The Clock is Ticking for All of Us

Monday, November 10, 2036.

That’s the day I’m expected to die according to DeathClock, billed as “the Internet’s friendly reminder that life is slipping away.”

While I don’t believe my death will occur on that particular day and do hope I’ll live quite a bit longer than age 79, I find myself thinking both about the quantity and quality of the years I have left, no doubt prompted by the fact that I will turn 65 in a month.  

On the short end of my projected lifeline, I think of my parents, both of whom died at age 70, my dad after a year-long battle with lung cancer (no surprise as he smoked for 50+ years) and my mom in an instant from a heart attack linked to Vioxx, the drug she was taking to help manage her arthritis (a drug reported to triple the risk of heart attack). If I die at their age, I have five years left.

On the other hand, if I live as long as my maternal grandmother and my paternal grandfather, I have 25 years left.

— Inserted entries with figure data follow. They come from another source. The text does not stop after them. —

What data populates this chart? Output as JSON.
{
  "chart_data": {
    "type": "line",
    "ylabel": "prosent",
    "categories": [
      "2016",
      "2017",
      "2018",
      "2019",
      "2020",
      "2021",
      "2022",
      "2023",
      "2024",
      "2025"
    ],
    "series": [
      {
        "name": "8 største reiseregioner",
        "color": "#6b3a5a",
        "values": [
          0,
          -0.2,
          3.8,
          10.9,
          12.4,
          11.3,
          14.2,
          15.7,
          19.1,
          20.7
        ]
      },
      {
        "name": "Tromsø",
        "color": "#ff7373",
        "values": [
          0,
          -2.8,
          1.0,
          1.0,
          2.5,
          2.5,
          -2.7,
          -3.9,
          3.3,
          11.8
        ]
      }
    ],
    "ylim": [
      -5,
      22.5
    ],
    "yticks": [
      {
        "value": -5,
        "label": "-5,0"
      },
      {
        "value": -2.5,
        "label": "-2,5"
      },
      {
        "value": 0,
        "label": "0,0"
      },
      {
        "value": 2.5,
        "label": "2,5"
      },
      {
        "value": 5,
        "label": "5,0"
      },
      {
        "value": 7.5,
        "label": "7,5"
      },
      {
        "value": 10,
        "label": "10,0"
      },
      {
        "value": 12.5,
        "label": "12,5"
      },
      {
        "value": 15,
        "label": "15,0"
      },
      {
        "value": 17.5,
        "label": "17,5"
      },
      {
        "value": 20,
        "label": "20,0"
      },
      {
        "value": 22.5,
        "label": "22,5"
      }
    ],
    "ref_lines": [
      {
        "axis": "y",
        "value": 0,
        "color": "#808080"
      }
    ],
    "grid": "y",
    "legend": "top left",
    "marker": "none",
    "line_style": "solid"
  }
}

Either way, I hope to stay mentally, physically and emotionally healthy so that I can spend my time doing things I enjoy and making a difference in the lives of others.

The desire to do so has got me thinking back to one of the best books I read in 2020: Die with Zero: Getting All You Can From Your Money and Your Life by Bill Perkins. Thanks in large part to it and to a financial coach I recently hired to help me shift from saving for the future to enjoying my money—and my life!—now, I am finally beginning to do so.

So whether my death comes next year, in 2036 as predicted by DeathClock or, as I hope, years after becoming a healthy centenarian, I am determined to hear the ticking clock as a call to action rather than a countdown to my final days. I hope you are as well as I’d love to have you and all Word Sisters along for the journey.  

6 thoughts on “The Clock is Ticking for All of Us

  1. Having just turned 70, the time is of utmost importance to me. I carefully choose what I want to do, and let the other stuff fall by the wayside. I’m no longer doing what people expect of me, but rather what I expect of me. And that is to enjoy every day, to find the joy, to leave the anxiety on the side of the road. I wish you well in your next decade to do likewise.